Chapter 1
Sweat poured from the man's face as his mind worked to remember the configuration of the bomb. He knelt down beside it in the dark room, his hands moving with stilted motions as he tried to reconcile his feelings with the beliefs he'd held dear most of his life.
It was he who had put this bomb here five days before, and he remembered the joy and pride that had surged through him when the timer began its countdown. It gave his life meaning. He was doing a great thing.
He closed his eyes tightly and a sob escaped his lips. The conflict he’d been wrestling with since he first saw the woman was eating away at him, consuming his most basic beliefs like a wild conflagration.
She'd been standing on the gangway, one hand in her husband’s. Her resemblance to his grown daughter had nearly knocked the wind out of him. While his higher sense of reasoning knew her death would support his cause, the father in him knew in that instant he couldn't blow up this ship.
That single moment had started a monsoon of doubt that had laughed and crushed his dreams of destruction. The days since he'd seen her had only magnified his initial reaction, causing him to see the humanity in every man and woman around him on the cruise ship.
He had to do something.
He had to stop his comrades from blowing up the Gem of the Seas, and he had to do it without them finding out.
Stress was like a vise on the sides of his head, twisting and turning against the pressure of bone. He forced his eyes open and before he could stop himself, cut the wire to defuse the explosive. He began to pant, his breath coming in quick gasps as he forced himself to a stand.

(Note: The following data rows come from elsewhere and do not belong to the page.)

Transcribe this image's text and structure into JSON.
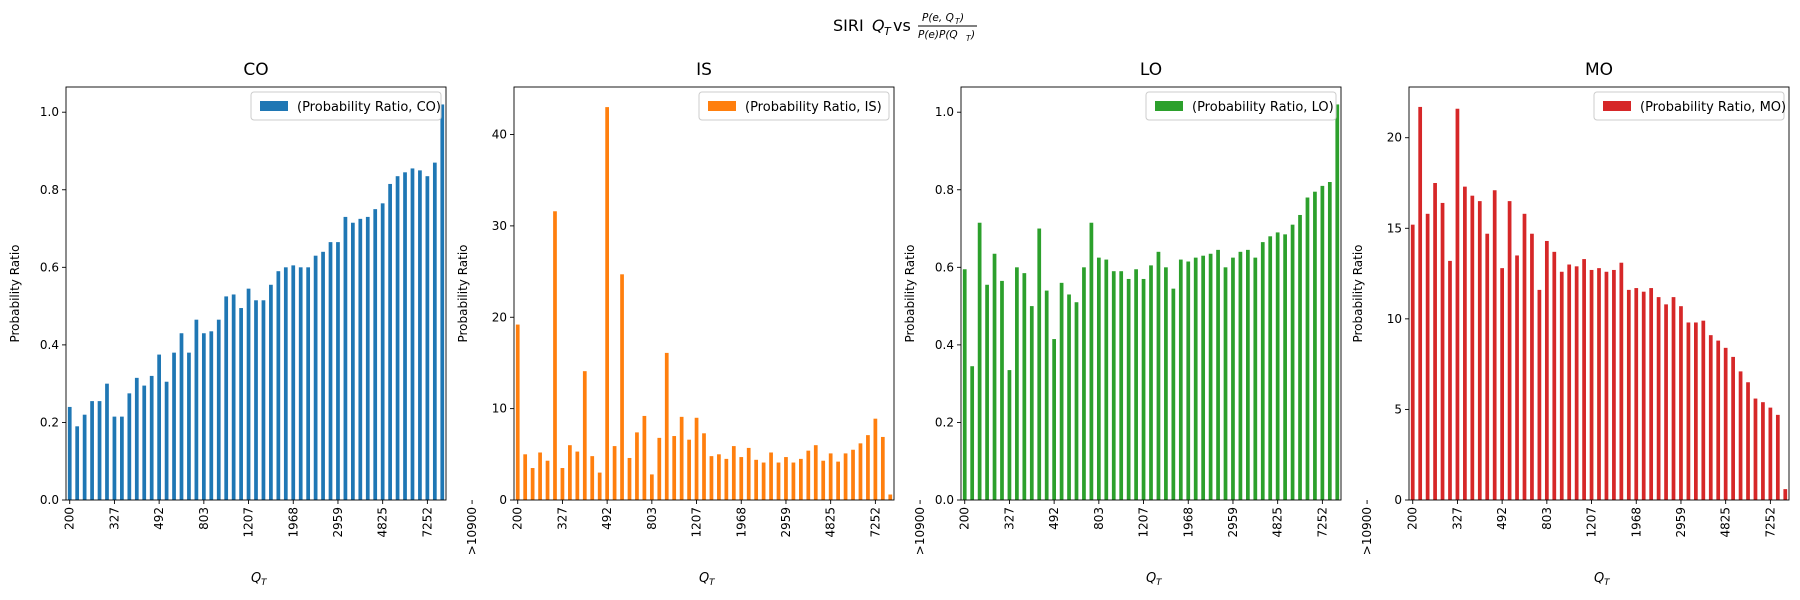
{
  "figure": {
    "title_prefix": "SIRI ",
    "title_q": "Q",
    "title_q_sub": "T",
    "title_vs": " vs ",
    "title_frac_num": "P(e, Q",
    "title_frac_num_sub": "T",
    "title_frac_num_close": ")",
    "title_frac_den": "P(e)P(Q",
    "title_frac_den_sub": "T",
    "title_frac_den_close": ")"
  },
  "chart_data": [
    {
      "type": "bar",
      "title": "CO",
      "color": "#1f77b4",
      "legend": "(Probability Ratio, CO)",
      "legend_position": "upper right",
      "ylabel": "Probability Ratio",
      "xlabel_main": "Q",
      "xlabel_sub": "T",
      "ylim": [
        0,
        1.065
      ],
      "yticks": [
        0.0,
        0.2,
        0.4,
        0.6,
        0.8,
        1.0
      ],
      "ytick_labels": [
        "0.0",
        "0.2",
        "0.4",
        "0.6",
        "0.8",
        "1.0"
      ],
      "xtick_indices": [
        0,
        6,
        12,
        18,
        24,
        30,
        36,
        42,
        48,
        54
      ],
      "xtick_labels": [
        "200",
        "327",
        "492",
        "803",
        "1207",
        "1968",
        "2959",
        "4825",
        "7252",
        ">10900"
      ],
      "values": [
        0.24,
        0.19,
        0.22,
        0.255,
        0.255,
        0.3,
        0.215,
        0.215,
        0.275,
        0.315,
        0.295,
        0.32,
        0.375,
        0.305,
        0.38,
        0.43,
        0.38,
        0.465,
        0.43,
        0.435,
        0.465,
        0.525,
        0.53,
        0.495,
        0.545,
        0.515,
        0.515,
        0.555,
        0.59,
        0.6,
        0.605,
        0.6,
        0.6,
        0.63,
        0.64,
        0.665,
        0.665,
        0.73,
        0.715,
        0.725,
        0.73,
        0.75,
        0.765,
        0.815,
        0.835,
        0.845,
        0.855,
        0.85,
        0.835,
        0.87,
        1.02
      ]
    },
    {
      "type": "bar",
      "title": "IS",
      "color": "#ff7f0e",
      "legend": "(Probability Ratio, IS)",
      "legend_position": "upper right",
      "ylabel": "Probability Ratio",
      "xlabel_main": "Q",
      "xlabel_sub": "T",
      "ylim": [
        0,
        45.2
      ],
      "yticks": [
        0,
        10,
        20,
        30,
        40
      ],
      "ytick_labels": [
        "0",
        "10",
        "20",
        "30",
        "40"
      ],
      "xtick_indices": [
        0,
        6,
        12,
        18,
        24,
        30,
        36,
        42,
        48,
        54
      ],
      "xtick_labels": [
        "200",
        "327",
        "492",
        "803",
        "1207",
        "1968",
        "2959",
        "4825",
        "7252",
        ">10900"
      ],
      "values": [
        19.2,
        5.0,
        3.5,
        5.2,
        4.3,
        31.6,
        3.5,
        6.0,
        5.3,
        14.1,
        4.8,
        3.0,
        43.0,
        5.9,
        24.7,
        4.6,
        7.4,
        9.2,
        2.8,
        6.8,
        16.1,
        7.0,
        9.1,
        6.6,
        9.0,
        7.3,
        4.8,
        5.0,
        4.5,
        5.9,
        4.7,
        5.7,
        4.4,
        4.1,
        5.2,
        4.1,
        4.7,
        4.1,
        4.5,
        5.4,
        6.0,
        4.3,
        5.1,
        4.2,
        5.1,
        5.5,
        6.2,
        7.1,
        8.9,
        6.9,
        0.6
      ]
    },
    {
      "type": "bar",
      "title": "LO",
      "color": "#2ca02c",
      "legend": "(Probability Ratio, LO)",
      "legend_position": "upper right",
      "ylabel": "Probability Ratio",
      "xlabel_main": "Q",
      "xlabel_sub": "T",
      "ylim": [
        0,
        1.065
      ],
      "yticks": [
        0.0,
        0.2,
        0.4,
        0.6,
        0.8,
        1.0
      ],
      "ytick_labels": [
        "0.0",
        "0.2",
        "0.4",
        "0.6",
        "0.8",
        "1.0"
      ],
      "xtick_indices": [
        0,
        6,
        12,
        18,
        24,
        30,
        36,
        42,
        48,
        54
      ],
      "xtick_labels": [
        "200",
        "327",
        "492",
        "803",
        "1207",
        "1968",
        "2959",
        "4825",
        "7252",
        ">10900"
      ],
      "values": [
        0.595,
        0.345,
        0.715,
        0.555,
        0.635,
        0.565,
        0.335,
        0.6,
        0.585,
        0.5,
        0.7,
        0.54,
        0.415,
        0.56,
        0.53,
        0.51,
        0.6,
        0.715,
        0.625,
        0.62,
        0.59,
        0.59,
        0.57,
        0.595,
        0.57,
        0.605,
        0.64,
        0.6,
        0.545,
        0.62,
        0.615,
        0.625,
        0.63,
        0.635,
        0.645,
        0.6,
        0.625,
        0.64,
        0.645,
        0.625,
        0.665,
        0.68,
        0.69,
        0.685,
        0.71,
        0.735,
        0.78,
        0.795,
        0.81,
        0.82,
        1.02
      ]
    },
    {
      "type": "bar",
      "title": "MO",
      "color": "#d62728",
      "legend": "(Probability Ratio, MO)",
      "legend_position": "upper right",
      "ylabel": "Probability Ratio",
      "xlabel_main": "Q",
      "xlabel_sub": "T",
      "ylim": [
        0,
        22.8
      ],
      "yticks": [
        0,
        5,
        10,
        15,
        20
      ],
      "ytick_labels": [
        "0",
        "5",
        "10",
        "15",
        "20"
      ],
      "xtick_indices": [
        0,
        6,
        12,
        18,
        24,
        30,
        36,
        42,
        48,
        54
      ],
      "xtick_labels": [
        "200",
        "327",
        "492",
        "803",
        "1207",
        "1968",
        "2959",
        "4825",
        "7252",
        ">10900"
      ],
      "values": [
        15.2,
        21.7,
        15.8,
        17.5,
        16.4,
        13.2,
        21.6,
        17.3,
        16.8,
        16.5,
        14.7,
        17.1,
        12.8,
        16.5,
        13.5,
        15.8,
        14.7,
        11.6,
        14.3,
        13.7,
        12.6,
        13.0,
        12.9,
        13.3,
        12.7,
        12.8,
        12.6,
        12.7,
        13.1,
        11.6,
        11.7,
        11.5,
        11.7,
        11.2,
        10.8,
        11.2,
        10.7,
        9.8,
        9.8,
        9.9,
        9.1,
        8.8,
        8.4,
        7.9,
        7.1,
        6.5,
        5.6,
        5.4,
        5.1,
        4.7,
        0.6
      ]
    }
  ]
}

There were many more bombs just like this one.
If he truly wanted to save the passengers on board, he had much work to do.
He could not think about that right now, could barely stomach what he had to do in this moment alone.

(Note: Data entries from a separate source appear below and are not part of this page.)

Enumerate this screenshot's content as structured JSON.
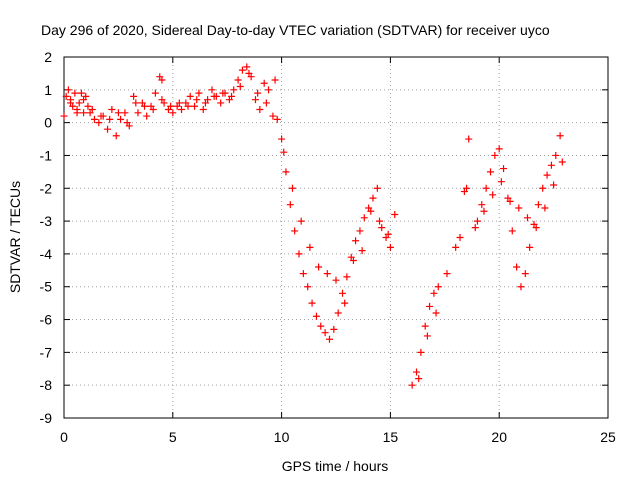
{
  "chart_data": {
    "type": "scatter",
    "title": "Day 296 of 2020, Sidereal Day-to-day VTEC variation (SDTVAR) for receiver uyco",
    "xlabel": "GPS time / hours",
    "ylabel": "SDTVAR / TECUs",
    "xlim": [
      0,
      25
    ],
    "ylim": [
      -9,
      2
    ],
    "xticks": [
      "0",
      "5",
      "10",
      "15",
      "20",
      "25"
    ],
    "yticks": [
      "-9",
      "-8",
      "-7",
      "-6",
      "-5",
      "-4",
      "-3",
      "-2",
      "-1",
      "0",
      "1",
      "2"
    ],
    "grid": true,
    "marker": "+",
    "color": "#ff0000",
    "series": [
      {
        "x": [
          0.0,
          0.1,
          0.2,
          0.3,
          0.4,
          0.5,
          0.6,
          0.7,
          0.8,
          0.9,
          1.0,
          1.1,
          1.2,
          1.4,
          1.6,
          1.8,
          2.0,
          2.2,
          2.4,
          2.6,
          2.8,
          3.0,
          3.2,
          3.4,
          3.6,
          3.8,
          4.0,
          4.2,
          4.4,
          4.5,
          4.6,
          4.8,
          5.0,
          5.2,
          5.4,
          5.6,
          5.8,
          6.0,
          6.2,
          6.4,
          6.6,
          6.8,
          7.0,
          7.2,
          7.4,
          7.6,
          7.8,
          8.0,
          8.2,
          8.4,
          8.6,
          8.8,
          9.0,
          9.2,
          9.4,
          9.6,
          9.8,
          10.0,
          10.2,
          10.4,
          10.6,
          10.8,
          11.0,
          11.2,
          11.4,
          11.6,
          11.8,
          12.0,
          12.2,
          12.4,
          12.6,
          12.8,
          13.0,
          13.2,
          13.4,
          13.6,
          13.8,
          14.0,
          14.2,
          14.4,
          14.6,
          14.8,
          15.0,
          15.2,
          16.0,
          16.2,
          16.4,
          16.6,
          16.8,
          17.0,
          17.2,
          17.6,
          18.0,
          18.2,
          18.4,
          18.6,
          19.0,
          19.2,
          19.4,
          19.6,
          19.8,
          20.0,
          20.2,
          20.4,
          20.6,
          20.8,
          21.0,
          21.2,
          21.4,
          21.6,
          21.8,
          22.0,
          22.2,
          22.4,
          22.6,
          22.8
        ],
        "y": [
          0.2,
          0.8,
          1.0,
          0.7,
          0.5,
          0.9,
          0.4,
          0.6,
          0.9,
          0.3,
          0.8,
          0.5,
          0.3,
          0.1,
          0.0,
          0.2,
          -0.2,
          0.4,
          -0.4,
          0.1,
          0.3,
          -0.1,
          0.8,
          0.3,
          0.6,
          0.2,
          0.5,
          0.9,
          1.4,
          1.3,
          0.6,
          0.4,
          0.3,
          0.5,
          0.4,
          0.6,
          0.8,
          0.5,
          0.9,
          0.4,
          0.7,
          1.0,
          0.8,
          0.6,
          0.9,
          0.7,
          1.0,
          1.3,
          1.6,
          1.7,
          1.4,
          0.7,
          0.4,
          1.2,
          1.0,
          0.2,
          0.1,
          -0.5,
          -1.5,
          -2.5,
          -3.3,
          -4.0,
          -4.6,
          -5.0,
          -5.5,
          -5.9,
          -6.2,
          -6.4,
          -6.6,
          -6.3,
          -5.8,
          -5.2,
          -4.7,
          -4.1,
          -3.6,
          -3.3,
          -2.9,
          -2.6,
          -2.3,
          -2.0,
          -3.2,
          -3.5,
          -3.8,
          -2.8,
          -8.0,
          -7.6,
          -7.0,
          -6.2,
          -5.6,
          -5.2,
          -5.0,
          -4.6,
          -3.8,
          -3.5,
          -2.1,
          -0.5,
          -3.0,
          -2.5,
          -2.0,
          -1.5,
          -1.0,
          -0.8,
          -1.4,
          -2.3,
          -3.3,
          -4.4,
          -5.0,
          -4.6,
          -3.8,
          -3.1,
          -2.5,
          -2.0,
          -1.6,
          -1.3,
          -1.0,
          -0.4
        ],
        "x2": [
          0.3,
          0.6,
          0.9,
          1.3,
          1.7,
          2.1,
          2.5,
          2.9,
          3.3,
          3.7,
          4.1,
          4.5,
          4.9,
          5.3,
          5.7,
          6.1,
          6.5,
          6.9,
          7.3,
          7.7,
          8.1,
          8.5,
          8.9,
          9.3,
          9.7,
          10.1,
          10.5,
          10.9,
          11.3,
          11.7,
          12.1,
          12.5,
          12.9,
          13.3,
          13.7,
          14.1,
          14.5,
          14.9,
          16.3,
          16.7,
          17.1,
          18.5,
          18.9,
          19.3,
          19.7,
          20.1,
          20.5,
          20.9,
          21.3,
          21.7,
          22.1,
          22.5,
          22.9
        ],
        "y2": [
          0.6,
          0.3,
          0.7,
          0.4,
          0.2,
          0.1,
          0.3,
          0.0,
          0.6,
          0.5,
          0.4,
          0.7,
          0.5,
          0.6,
          0.5,
          0.7,
          0.6,
          0.8,
          0.9,
          0.8,
          1.1,
          1.5,
          0.9,
          0.6,
          1.3,
          -0.9,
          -2.0,
          -3.0,
          -3.8,
          -4.4,
          -4.6,
          -4.8,
          -5.5,
          -4.2,
          -3.9,
          -2.7,
          -3.0,
          -3.4,
          -7.8,
          -6.5,
          -5.8,
          -2.0,
          -3.2,
          -2.7,
          -2.2,
          -1.8,
          -2.4,
          -2.6,
          -2.9,
          -3.2,
          -2.6,
          -1.9,
          -1.2
        ]
      }
    ]
  }
}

He opened the door to the hallway and his jaw dropped.
Another man grabbed him by the throat and pushed him back into the dark room.
“Having second thoughts?” he asked.
He opened his mouth to speak, to answer, to explain to his friend this new understanding that what they were about to do was wrong.
But his voice wouldn’t work, and he slowly realized he was losing control of his body.
There was blood on his friend’s collar, big drops of blood, then a stream, more than just a moment before.
And he realized. The blood loss was his. He was a dead man.